11 Jan

Docteur Poche (intégrale 2), de Wasterlain. Editions Dupuis. 24 euros.

Un mélange d’aventure humoristique classique, de poésie, de fantaisie, de fantastique et de générosité : voilà comment la maison d’édition Dupuis présentait le travail de Marc Wasterlain lors de la sortie du premier volume de l’intégrale Docteur Poche. Et ce second tome, tout juste paru, en apporte une confirmation lumineuse en proposant aux lecteurs le fameux diptyque composé de La Planète des chats et du Géant qui posait des questions. L’auteur qui se sentait à l’étroit dans les formats habituels imposés par l’école belge trouva ici matière à libérer totalement son imagination et nous offrir un récit parodique en plein Moyen âge avec pour décor une planète ou les animaux se battent pour le pouvoir. Des animaux très humains en somme ! C’est dans les années 70 que Docteur Poche, personnage fétiche de Wasterlain, apparaît pour la première fois dans les pages du journal Spirou. Signe particulier : son nez. Pas rond, plutôt fin et long. Un nez qui fera dire à Jijé : « … un nez comme cela, c’est un trait esthétique qui ne correspond à rien ».  Pourtant, avec ce nez, son style graphique et sa façon de raconter, Wasterlain va s’imposer et influencer nombre d’auteurs comme Yslaire. En bonus, un dossier retrace la vie et l’œuvre de l’auteur dans le contexte de la fin des années 70 et du début des années 80 avec dessins, esquisses, croquis, photos… E.G.

06 Jan

Pénélope, Les Champs d’azur (tome 2), de Giroud et Brahy. Editions Glénat. 13,50 euros.

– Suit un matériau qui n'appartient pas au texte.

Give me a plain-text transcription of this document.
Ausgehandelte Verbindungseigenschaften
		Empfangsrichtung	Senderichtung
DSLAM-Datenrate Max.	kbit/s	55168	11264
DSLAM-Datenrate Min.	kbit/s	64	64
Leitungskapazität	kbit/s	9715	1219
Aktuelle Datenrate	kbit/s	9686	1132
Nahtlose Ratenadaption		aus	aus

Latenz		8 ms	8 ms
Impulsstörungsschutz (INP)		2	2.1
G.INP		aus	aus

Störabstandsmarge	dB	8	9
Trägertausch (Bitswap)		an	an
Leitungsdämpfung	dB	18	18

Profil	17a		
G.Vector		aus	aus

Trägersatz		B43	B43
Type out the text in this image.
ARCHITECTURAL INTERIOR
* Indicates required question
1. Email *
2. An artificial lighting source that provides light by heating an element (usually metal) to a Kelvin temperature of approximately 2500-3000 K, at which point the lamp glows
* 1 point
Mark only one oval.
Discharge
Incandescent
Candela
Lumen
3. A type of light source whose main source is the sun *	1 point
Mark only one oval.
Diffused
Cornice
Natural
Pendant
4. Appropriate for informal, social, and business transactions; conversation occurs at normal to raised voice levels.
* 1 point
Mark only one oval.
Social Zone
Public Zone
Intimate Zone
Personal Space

Son nom : Théodore Fayard. Sa passion : les aéroplanes. Déjà, pendant son service militaire, l’homme fabriquait de ses mains des modèles réduits volants qui faisaient l’admiration de ses compagnons. C’est donc presque naturellement qu’il intègre l’entreprise Joliot dont la spécialité est de fabriquer des automobiles mais aussi des « plus lourds que l’air », comme on les appelle à l’époque. Mais après quelques années d’aventures aériennes plus ou moins heureuses, les Joliot se retrouvent au bord de la faillite. Théodore, rendu responsable de cette situation et, plus grave encore, de la mort du fils Joliot, est chassé. Il achète son propre avion, parcourt les meetings et finit par être engagé dans un cirque aérien aux Etats-Unis où il va faire une rencontre déterminante pour la suite de sa carrière. Nous sommes en 1911, il y a tout juste un siècle…

Décollage immédiat pour cette nouvelle série présentée par l’éditeur comme une grande saga historique qui devrait entraîner le lecteur de 1909 à 1970, au gré des découvertes aéronautiques. Réalisée par le scénariste Frank Giroud (Louis la Guigne, Les oubliés d’Annam, Azrayen, Quintett, Secrets…) et le dessinateur Luc Brahy, dont le grand-père fut pilote de chasse en 14-18, la série Les Champs d’azur allie un scénario bien pensé et un graphisme réaliste très agréable ! E.G.

04 Jan

L’héritage du Kaiser, Le Casse (tome 6), de Herik Hanna et Trevor Hairsine. Editions Delcourt. 13,95 euros.

Dernier opus de la série Le Casse, initiée par le scénariste David Chauvel, L’Héritage du Kaiser nous entraîne dans l’Allemagne des années 30 pour une poursuite infernale aux côtés du Major, un agent secret dont on ne sait plus très bien où se situe son camp. Après avoir rempli avec succès une mission en Angleterre, l’homme effectue en effet un retour fracassant sur la terre nazie en tuant plusieurs membres de la Gestapo et plusieurs SS. De quoi laisser circonspects ses supérieurs. Mais comme le déclare l’un d’eux, « si cet homme a choisi un autre camp… Ce ne peut être que le sien », autrement dit, il y a forcément une explication à ses agissements. Oui… Mais laquelle ?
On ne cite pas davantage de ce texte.